Pürstl: „Keine Quote bei Anzeigen“

Wiener Polizisten müssen bei Strafmandaten keine Mindestanzahl im Monat erreichen, erklärte der Wiener Polizeichef Gerhard Pürstl am Montag. In der Vorwoche wurde eine derartige Anweisung von der Polizei noch verteidigt.

Strafzettel aufgrund eines fehlenden Parkpickerls an Windschutzscheibe

ORF

Etwa eine Stunde pro Monat sollen Polizisten „in die Ahndung von Verkehrsübertretungen investieren“

Es existiere „keine Anordnung der Wiener Polizeiführung, die Polizisten eine bestimmte Zahl zu erstattender Anzeigen oder Organstrafverfügungen vorschreibt“, erklärte Gerhard Pürstl in einer Aussendung. Bei den in Medienberichten angesprochenen Dokumenten handle es sich um ein Besprechungsprotokoll eines Floridsdorfer Kommandanten mit Leitern von Polizeiinspektionen.

Darin sei „ein Mindestmaß an Überwachungstätigkeit“ eingefordert worden. Es gehe „um einen Arbeitsaufwand von etwa 1 (!) Stunde pro Monat, also in etwa um 1/150 der Arbeitsleistung eines Polizisten, die dieser in die Ahndung von Verkehrsübertretungen investieren sollte“, betonte Pürstl. Grund für diese Maßnahme seien Beschwerden von Anrainern gewesen.

Diskussion erreichte Politik

In der Vorwoche hatte ein Sprecher der Wiener Polizei die Quote von sieben Anzeigen pro Polizist im Monat noch mit dem Argument verteidigt, dass ähnliche Vorgaben auch in der Privatwirtschaft üblich seien. Sollte ein Beamter diese Zahlen nicht erreichen, werde man natürlich das Gespräch suchen - mehr dazu in Polizei: „Befehl zum Abkassieren“.

Nach heftiger Kritik von Seiten der Autofahrerclubs hatte die Quoten-Diskussion am Dienstag auch die Politik erreicht. „Sollte es eine derartige Anweisung geben, ist diese Anweisung sofort zu revidieren“, betonte Innenministerin Johanna Mikl-Leitner (ÖVP) vor einem EU-Innenministertreffen in Luxemburg. „So etwas darf es nicht geben.“ Sie kündigte ein Gespräch mit dem Wiener Polizeichef an.

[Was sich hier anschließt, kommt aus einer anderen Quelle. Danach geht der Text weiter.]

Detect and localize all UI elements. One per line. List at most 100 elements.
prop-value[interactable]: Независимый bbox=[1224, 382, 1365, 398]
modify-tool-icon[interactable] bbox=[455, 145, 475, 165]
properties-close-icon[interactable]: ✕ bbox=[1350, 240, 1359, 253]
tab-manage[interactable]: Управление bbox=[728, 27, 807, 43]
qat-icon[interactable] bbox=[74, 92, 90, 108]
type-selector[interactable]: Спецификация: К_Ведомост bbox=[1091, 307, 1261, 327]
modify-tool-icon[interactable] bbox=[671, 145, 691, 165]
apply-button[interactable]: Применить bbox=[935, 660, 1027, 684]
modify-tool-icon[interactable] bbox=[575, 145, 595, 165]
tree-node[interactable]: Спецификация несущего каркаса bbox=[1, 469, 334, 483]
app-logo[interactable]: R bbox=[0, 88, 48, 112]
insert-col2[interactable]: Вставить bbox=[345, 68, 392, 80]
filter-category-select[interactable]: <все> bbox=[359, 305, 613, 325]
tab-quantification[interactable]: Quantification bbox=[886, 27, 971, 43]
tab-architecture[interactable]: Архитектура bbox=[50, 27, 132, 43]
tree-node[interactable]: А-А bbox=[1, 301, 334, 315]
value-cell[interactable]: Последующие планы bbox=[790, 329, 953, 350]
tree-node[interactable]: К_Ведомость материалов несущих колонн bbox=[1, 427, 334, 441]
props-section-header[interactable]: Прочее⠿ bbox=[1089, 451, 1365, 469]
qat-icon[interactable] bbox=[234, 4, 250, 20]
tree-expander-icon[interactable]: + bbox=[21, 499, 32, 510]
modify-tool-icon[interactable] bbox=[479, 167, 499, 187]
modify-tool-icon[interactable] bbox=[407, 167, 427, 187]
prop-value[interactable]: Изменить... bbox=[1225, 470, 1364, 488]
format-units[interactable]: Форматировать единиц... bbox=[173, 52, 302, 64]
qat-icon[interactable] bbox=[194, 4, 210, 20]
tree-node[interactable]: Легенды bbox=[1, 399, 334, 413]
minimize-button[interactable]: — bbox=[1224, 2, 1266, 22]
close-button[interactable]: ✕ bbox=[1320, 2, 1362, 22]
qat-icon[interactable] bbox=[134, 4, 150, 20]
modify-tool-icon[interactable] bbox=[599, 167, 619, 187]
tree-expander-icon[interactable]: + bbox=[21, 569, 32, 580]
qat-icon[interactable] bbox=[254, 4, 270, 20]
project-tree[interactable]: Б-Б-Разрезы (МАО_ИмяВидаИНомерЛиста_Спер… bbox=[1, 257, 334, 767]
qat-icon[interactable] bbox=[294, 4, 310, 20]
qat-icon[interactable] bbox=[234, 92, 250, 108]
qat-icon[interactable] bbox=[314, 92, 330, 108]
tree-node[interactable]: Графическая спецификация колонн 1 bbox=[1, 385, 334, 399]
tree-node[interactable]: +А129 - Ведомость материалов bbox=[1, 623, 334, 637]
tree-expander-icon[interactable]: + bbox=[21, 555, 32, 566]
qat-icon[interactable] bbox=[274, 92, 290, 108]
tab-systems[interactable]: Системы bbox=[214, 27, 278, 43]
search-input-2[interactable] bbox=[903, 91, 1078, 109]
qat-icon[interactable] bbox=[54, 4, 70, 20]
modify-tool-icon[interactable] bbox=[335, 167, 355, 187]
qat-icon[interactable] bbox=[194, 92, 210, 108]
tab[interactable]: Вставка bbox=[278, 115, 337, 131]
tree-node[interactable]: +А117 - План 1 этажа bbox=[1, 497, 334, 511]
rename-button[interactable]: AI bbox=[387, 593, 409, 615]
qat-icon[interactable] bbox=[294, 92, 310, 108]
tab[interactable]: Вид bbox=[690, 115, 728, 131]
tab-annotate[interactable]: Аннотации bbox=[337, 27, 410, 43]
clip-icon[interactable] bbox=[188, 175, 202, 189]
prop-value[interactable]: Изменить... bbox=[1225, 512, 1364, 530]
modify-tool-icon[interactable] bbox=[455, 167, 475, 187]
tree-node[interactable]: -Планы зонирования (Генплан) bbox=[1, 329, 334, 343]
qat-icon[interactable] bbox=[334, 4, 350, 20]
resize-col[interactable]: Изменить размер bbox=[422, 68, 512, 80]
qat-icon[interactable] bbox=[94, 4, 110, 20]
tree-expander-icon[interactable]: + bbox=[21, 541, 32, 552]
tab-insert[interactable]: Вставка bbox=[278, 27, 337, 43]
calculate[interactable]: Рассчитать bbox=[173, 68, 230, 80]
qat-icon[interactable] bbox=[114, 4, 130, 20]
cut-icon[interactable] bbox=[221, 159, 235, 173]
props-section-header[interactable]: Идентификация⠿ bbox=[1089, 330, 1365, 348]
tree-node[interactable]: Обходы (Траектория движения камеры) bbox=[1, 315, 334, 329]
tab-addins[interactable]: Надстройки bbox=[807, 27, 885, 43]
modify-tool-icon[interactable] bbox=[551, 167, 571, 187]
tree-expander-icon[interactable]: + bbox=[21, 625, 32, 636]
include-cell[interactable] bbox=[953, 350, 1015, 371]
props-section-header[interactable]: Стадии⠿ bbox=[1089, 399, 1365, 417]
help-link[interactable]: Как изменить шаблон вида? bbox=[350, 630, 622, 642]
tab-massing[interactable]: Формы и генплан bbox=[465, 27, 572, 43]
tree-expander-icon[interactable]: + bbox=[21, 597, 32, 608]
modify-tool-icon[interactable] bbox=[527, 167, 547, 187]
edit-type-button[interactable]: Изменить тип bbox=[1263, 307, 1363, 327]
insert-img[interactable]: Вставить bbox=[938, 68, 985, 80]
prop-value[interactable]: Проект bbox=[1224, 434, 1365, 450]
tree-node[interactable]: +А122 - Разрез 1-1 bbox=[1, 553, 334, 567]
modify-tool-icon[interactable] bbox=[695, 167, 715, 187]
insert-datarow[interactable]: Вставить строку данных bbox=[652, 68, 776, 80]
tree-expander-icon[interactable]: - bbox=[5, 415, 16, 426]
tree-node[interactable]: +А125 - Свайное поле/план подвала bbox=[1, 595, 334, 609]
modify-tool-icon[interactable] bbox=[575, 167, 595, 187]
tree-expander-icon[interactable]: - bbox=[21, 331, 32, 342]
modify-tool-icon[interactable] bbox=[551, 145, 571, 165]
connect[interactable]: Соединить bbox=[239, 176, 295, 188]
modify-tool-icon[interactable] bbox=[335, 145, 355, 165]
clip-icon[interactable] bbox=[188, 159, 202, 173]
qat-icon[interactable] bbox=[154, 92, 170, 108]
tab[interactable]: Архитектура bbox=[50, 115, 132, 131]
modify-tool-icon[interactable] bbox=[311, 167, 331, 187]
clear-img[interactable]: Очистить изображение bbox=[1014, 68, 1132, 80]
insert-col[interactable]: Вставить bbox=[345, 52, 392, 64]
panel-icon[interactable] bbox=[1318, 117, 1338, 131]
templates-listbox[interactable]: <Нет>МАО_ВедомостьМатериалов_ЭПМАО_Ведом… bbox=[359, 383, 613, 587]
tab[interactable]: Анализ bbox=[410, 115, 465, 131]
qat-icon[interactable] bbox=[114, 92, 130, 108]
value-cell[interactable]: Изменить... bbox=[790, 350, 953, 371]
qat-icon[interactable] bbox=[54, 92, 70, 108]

Fiakerkontrollen statt Verbrechensaufklärung

Scharfe Kritik an der Anweisung hatte am Dienstag auch Polizeigewerkschaftschef Hermann Greylinger (FSG) geübt. Er sagte im Ö1-Morgenjournal, er hätte lieber Wohnungseinbrecher, Gewalttäter und Taschendiebe im Polizeifokus statt Autofahrer. Eine Anzeigenvorgabe sei schikanös und demotivierend für die Beamten - mehr dazu in Polizeigewerkschaft gegen Strafvorgaben (oe1.ORF.at).

Der stellvertretende Vorsitzende der Gewerkschaft Reinhard Zimmermann (FCG-KdEÖ) schloss sich in einer Aussendung am Dienstag dieser Kritik an: „Es ist für mich schlicht beschämend, wie man medial die Arbeitsleistung unserer Basispolizistinnen und Polizisten in Frage stellt“, sagte Zimmermann.

Laut Greylinger halte derzeit auch eine Reihe andere Tätigkeiten die Polizisten von ihren Kernaufgaben ab. Mittlerweile hätten 40 Prozent der Tätigkeit gar nichts mit klassischer Polizeiarbeit zu tun. In einer Wiener Innenstadtinspektion seien die Polizisten etwa Fiakerkontrollen, Baustellenkontrollen oder der Einhaltung der Beißkorbpflicht für Hunde beschäftigt. Greylinger forderte, dass die Aufgabenpalette der Polizei durchforstet wird.